Atomic scale Scanning Transmission Electron Microscopy data can be parameterized to infer local physical parameters such as structure (e.g. unit cell volume), chemistry, and electrical polarization. In the absence of tunable independent variables it is challenging to ascertain not just the correlation but the causal direction between such parameters, especially in the presence of noise. In this work we implement a workflow and evaluate causal analysis methods for parameterized HRSTEM from the natural experiment of inherent parameter variation in large datasets. Our system is a Sm_xBi_1-xFeO₃ perovskite for 0≦x≦20% which traverses a ferroelectric phase boundary. Descriptors are defined from local (unit-cell) atomic HAADF STEM corresponding to structural, compositional, and polarization parameters.
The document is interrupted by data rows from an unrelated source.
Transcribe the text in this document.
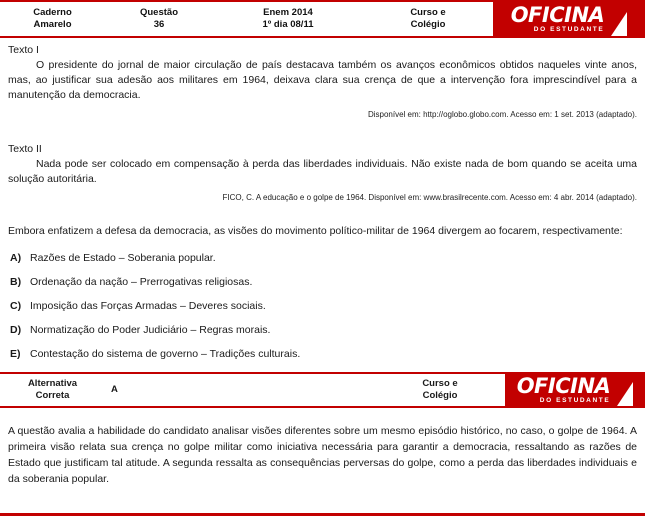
Caderno
Amarelo
Questão
36
Enem 2014
1º dia 08/11
Curso e
Colégio	OFICINA
DO ESTUDANTE
Texto I

O presidente do jornal de maior circulação de país destacava também os avanços econômicos obtidos naqueles vinte anos, mas, ao justificar sua adesão aos militares em 1964, deixava clara sua crença de que a intervenção fora imprescindível para a manutenção da democracia.

Disponível em: http://oglobo.globo.com. Acesso em: 1 set. 2013 (adaptado).
Texto II

Nada pode ser colocado em compensação à perda das liberdades individuais. Não existe nada de bom quando se aceita uma solução autoritária.

FICO, C. A educação e o golpe de 1964. Disponível em: www.brasilrecente.com. Acesso em: 4 abr. 2014 (adaptado).

Embora enfatizem a defesa da democracia, as visões do movimento político-militar de 1964 divergem ao focarem, respectivamente:

A) Razões de Estado – Soberania popular.
B) Ordenação da nação – Prerrogativas religiosas.
C) Imposição das Forças Armadas – Deveres sociais.
D) Normatização do Poder Judiciário – Regras morais.
E) Contestação do sistema de governo – Tradições culturais.
Alternativa
Correta
A
Curso e
Colégio	OFICINA
DO ESTUDANTE

A questão avalia a habilidade do candidato analisar visões diferentes sobre um mesmo episódio histórico, no caso, o golpe de 1964. A primeira visão relata sua crença no golpe militar como iniciativa necessária para garantir a democracia, ressaltando as razões de Estado que justificam tal atitude. A segunda ressalta as consequências perversas do golpe, como a perda das liberdades individuais e da soberania popular.
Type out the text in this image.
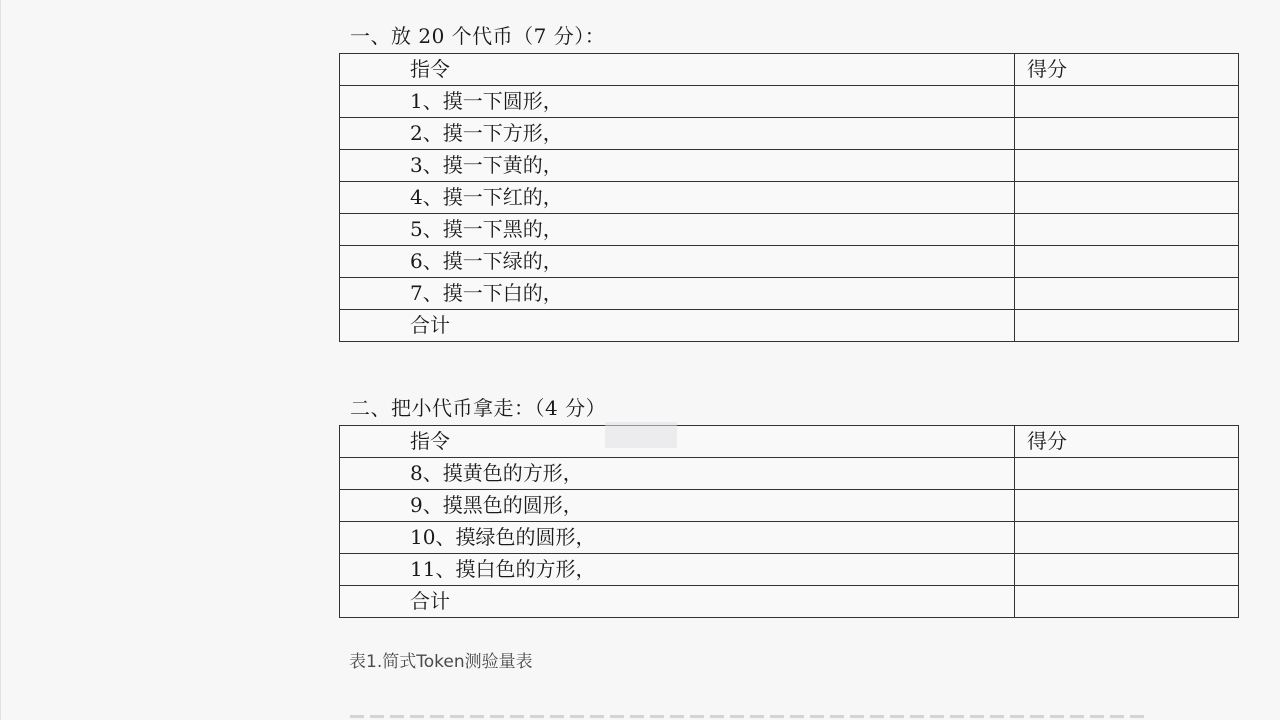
一、放 20 个代币（7 分）：
指令	得分
1、摸一下圆形，	
2、摸一下方形，	
3、摸一下黄的，	
4、摸一下红的，	
5、摸一下黑的，	
6、摸一下绿的，	
7、摸一下白的，	
合计	
二、把小代币拿走：（4 分）
指令	得分
8、摸黄色的方形，	
9、摸黑色的圆形，	
10、摸绿色的圆形，	
11、摸白色的方形，	
合计	
表1.简式Token测验量表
These are subject to information-geometric causal inference (IGCI), additive noise models (ANM), and a linear non-gaussian acyclic models (LiNGAM) to determine pairwise causality, causal chains, and in the latter estimates of linear connection coefficients.  Generally, chemical effects including local composition and molar volume are found to be higher on the causal chain, polarization effects being secondary, and tetragonality and differential chemical contrast the weakest.